Games

# Chapter 211

There is no use playing these emotional games. The ones were you want to resist the inevitable, when you act surprised that your spouse wants to go to church this morning, even though she is wearing her church clothes and is ready to go. You are playing a game, resisting and delaying and acting. Stop now! Address it directly. Quit being a coward and just say what you are thinking or express what you are wanting and then take action. Clearly and obviously your spouse wants something different, and you have to decide what you want more, your wishes or to please her, and how much of a battle you are willing to put into it.

But stop all this awkward and unnecessary posturing and game-playing in hopes that she will let you off the hook and then you can tell people that she decided not to go.
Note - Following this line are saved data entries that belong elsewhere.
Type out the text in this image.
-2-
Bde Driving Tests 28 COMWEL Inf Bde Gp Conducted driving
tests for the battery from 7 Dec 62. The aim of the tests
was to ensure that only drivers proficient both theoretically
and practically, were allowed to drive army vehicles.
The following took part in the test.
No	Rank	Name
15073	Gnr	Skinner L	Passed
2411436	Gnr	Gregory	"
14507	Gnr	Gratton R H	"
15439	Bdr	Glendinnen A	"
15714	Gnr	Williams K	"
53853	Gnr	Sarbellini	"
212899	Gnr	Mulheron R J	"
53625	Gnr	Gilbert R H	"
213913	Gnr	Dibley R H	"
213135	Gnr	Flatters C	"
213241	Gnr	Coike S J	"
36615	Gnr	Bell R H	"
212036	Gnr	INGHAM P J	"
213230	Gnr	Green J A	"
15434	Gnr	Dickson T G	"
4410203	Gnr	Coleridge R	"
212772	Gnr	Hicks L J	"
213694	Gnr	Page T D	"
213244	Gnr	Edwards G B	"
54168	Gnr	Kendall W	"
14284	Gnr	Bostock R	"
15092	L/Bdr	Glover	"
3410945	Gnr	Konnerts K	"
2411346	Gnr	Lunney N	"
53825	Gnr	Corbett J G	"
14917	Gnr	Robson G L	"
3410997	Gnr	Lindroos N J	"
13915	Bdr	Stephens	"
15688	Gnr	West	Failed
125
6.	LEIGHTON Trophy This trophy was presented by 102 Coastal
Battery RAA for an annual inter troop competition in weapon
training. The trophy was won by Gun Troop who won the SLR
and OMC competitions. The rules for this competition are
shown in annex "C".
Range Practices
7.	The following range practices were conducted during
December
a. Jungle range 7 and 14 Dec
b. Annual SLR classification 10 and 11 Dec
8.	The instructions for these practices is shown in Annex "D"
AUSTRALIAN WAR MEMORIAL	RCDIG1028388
This is not owning your actions one bit! This is playing with all sort of emotional games that will not bring you or anyone around you the slightest bit of health or wisdom. I know I know, you are mentally sending me all the reasons why this was a special circumstance, the time changed, the neighbors called, the shirt you wanted to wear was in the hamper, etc etc. This is all BS. You are not being honest with yourself nor anyone else. Stop being such a weak person and at least tell yourself the truth! You already know it, so why not own it?

Of course I picked a metaphor that may not apply to you and your situation of the moment, but this happens 30 times a day in the drama’s I see unfolding around me. It happens at work, it happens at school, it happens in class, it happens on the ball field, it happens in deciding about lunch. Just quit it!